I tried using other applications than "cat". I had some test programs for
the driver along with the real user-level application. They all cause kernel
oops when they have the device driver open and the dma is working, similar
to cat. The actual point of crashing seems to be out of when they are
calling read(), and outside interrupt handlers and tasklets either.
Puzzling, really..

> Short version: If the input DMA buffers is in the cache you may 
>                corrupt data at other "random" addresses.
> 		   The bug is present in all ETRAX 100LX revisions.
> Long version at the end of the email if you really want to know.
> 
> To make sure that the DMA buffers two meassures must be taken:
> 1. Make sure that the buffers doesn't share cache line with any
> other data. This is achieved by aligning the buffer to cacheline
> boundary and the size a multiple of the cacheline size.
> 2. Make sure that the buffer is not present in cache when DMA runs.
> This is achieved by calling prepare_rx_descriptor when descriptors
> are returned to the DMA.
> 
> In the Ethernet driver this is rather complicated to increase
> performance. In most other drivers it is simple to add the
> workaround.
> 
> For the synchronous serial port I suggest:
> 
> 1. Align buffers by modifying struct sync_port:
> char in_buffer[IN_BUFFER_SIZE] __attribute__ ((aligned(32)));
> 2. In start_dma_in call prepare_rx_descriptor just before
>    *port->input_dma_first = virt_to_phys(&port->in_descr2); and
>    *port->input_dma_first = virt_to_phys(&port->in_descr1);
> e.g. prepare_rx_descriptor(&port->in_descr2);

I am now going to try your suggestions, thank you. I have used the original
sync_serial driver as a base, but eventually moved very far from it to suit
my requirements (which is continuous full-duplex data transfer regardless of
user-level processes reading/writing). I am pretty sure I can do the
equivalent in my driver, though. If you are interested I can send you its
source as well.

> Now the really long and boring bug description for the people
> with too much time:
> 
> The problem occurs when the CPU performs a cached memory write that 
> reaches over two cache lines, the first cache line is present in the
> cache and the second cache line gives a dirty miss. If the DMA at 
> the same time writes to the cache, the first dword flushed by the 
> CPU miss may get corrupted. The problem is only related to DMA data
> input buffers. It does not occur with DMA descriptors (not even when
> the DMA writes the status field), and it does not occur with output 
> DMA. All input DMA channels are affected.
> Possible workarounds:
> 1. Make sure that the DMA data input buffers are not present in the 
> cache. This can be acheived by accessing an address n * 8 k away from
> the buffer position before the buffer is entered into the DMA receive
> list.
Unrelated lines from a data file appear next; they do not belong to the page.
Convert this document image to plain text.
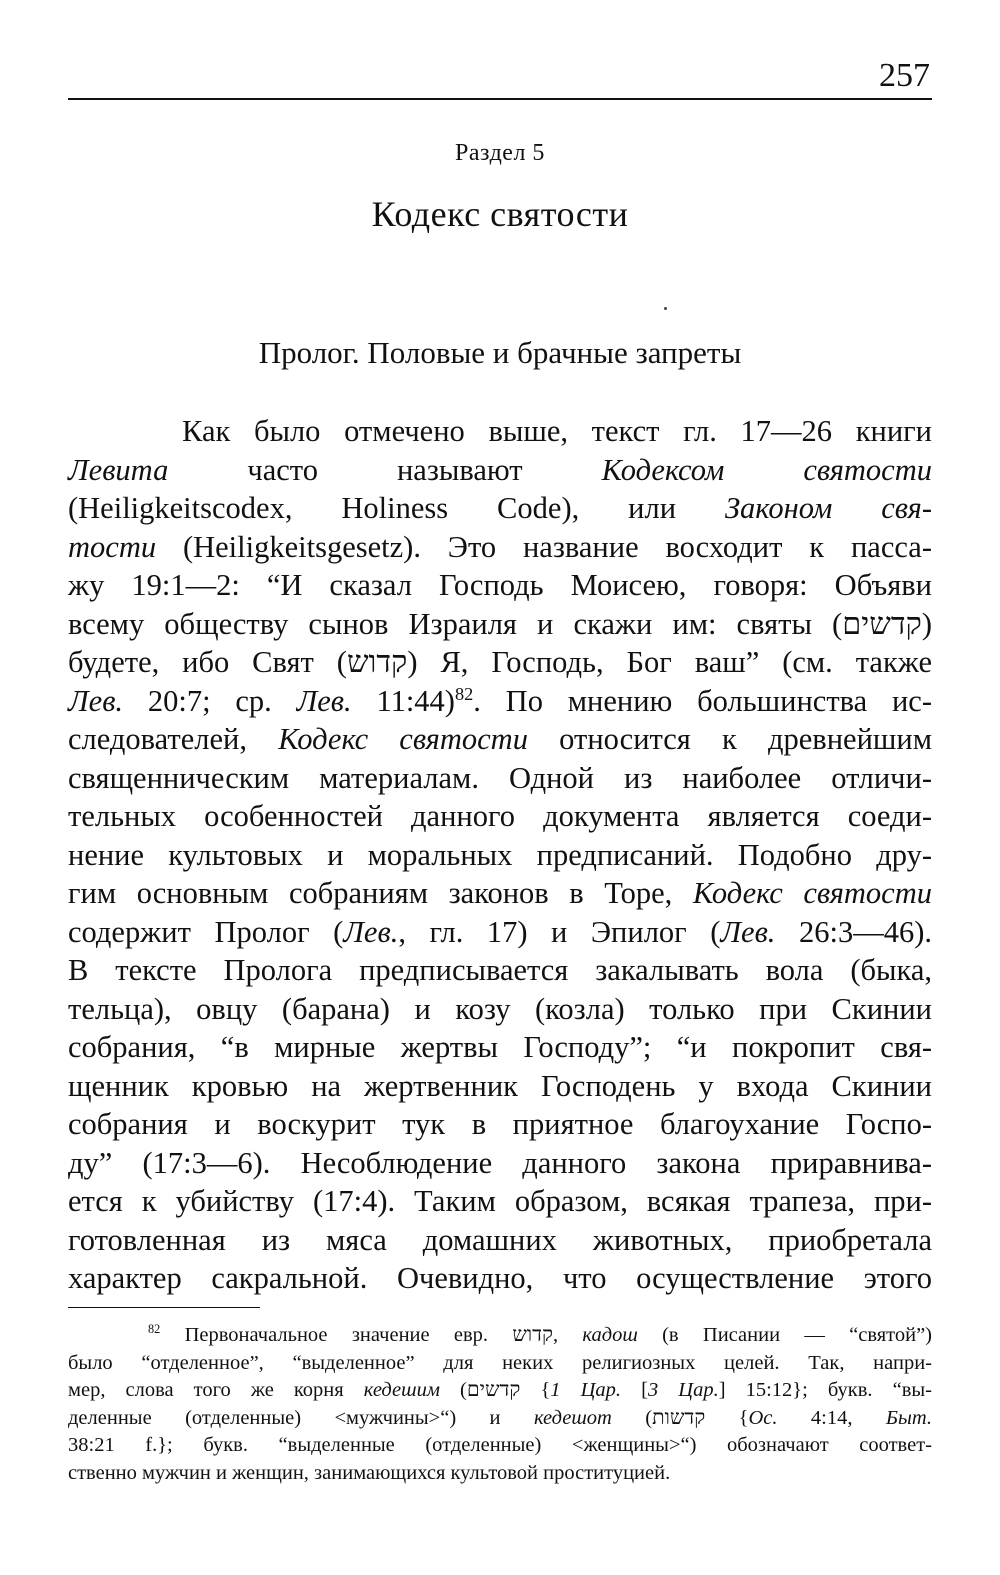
257
Раздел 5
Кодекс святости
Пролог. Половые и брачные запреты
Как было отмечено выше, текст гл. 17—26 книги
Левита часто называют Кодексом святости
(Heiligkeitscodex, Holiness Code), или Законом свя-
тости (Heiligkeitsgesetz). Это название восходит к пасса-
жу 19:1—2: “И сказал Господь Моисею, говоря: Объяви
всему обществу сынов Израиля и скажи им: святы (קדשים)
будете, ибо Свят (קדוש) Я, Господь, Бог ваш” (см. также
Лев. 20:7; ср. Лев. 11:44)$^{82}$. По мнению большинства ис-
следователей, Кодекс святости относится к древнейшим
священническим материалам. Одной из наиболее отличи-
тельных особенностей данного документа является соеди-
нение культовых и моральных предписаний. Подобно дру-
гим основным собраниям законов в Торе, Кодекс святости
содержит Пролог (Лев., гл. 17) и Эпилог (Лев. 26:3—46).
В тексте Пролога предписывается закалывать вола (быка,
тельца), овцу (барана) и козу (козла) только при Скинии
собрания, “в мирные жертвы Господу”; “и покропит свя-
щенник кровью на жертвенник Господень у входа Скинии
собрания и воскурит тук в приятное благоухание Госпо-
ду” (17:3—6). Несоблюдение данного закона приравнива-
ется к убийству (17:4). Таким образом, всякая трапеза, при-
готовленная из мяса домашних животных, приобретала
характер сакральной. Очевидно, что осуществление этого
$^{82}$ Первоначальное значение евр. קדוש, кадош (в Писании — “святой”)
было “отделенное”, “выделенное” для неких религиозных целей. Так, напри-
мер, слова того же корня кедешим (קדשים {1 Цар. [3 Цар.] 15:12}; букв. “вы-
деленные (отделенные) <мужчины>“) и кедешот (קדשות {Ос. 4:14, Быт.
38:21 f.}; букв. “выделенные (отделенные) <женщины>“) обозначают соответ-
ственно мужчин и женщин, занимающихся культовой проституцией.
One address must be accessed for each cache line. 
> 2. Have the DMA input buffers in non-cached memory.
> 3. Avoid CPU writes that stretch over cache line borders where the
> first cache line is clean and the second cache line is dirty.
> Probably this solution is too difficult to be used in practice. 
*yawn* :)

Actually, option two may also be worthwhile to consider as well. If the CPU
was just not caching the area, the driver would not need to be made any more
complex than it currently is. Do you think this is something feasible to do?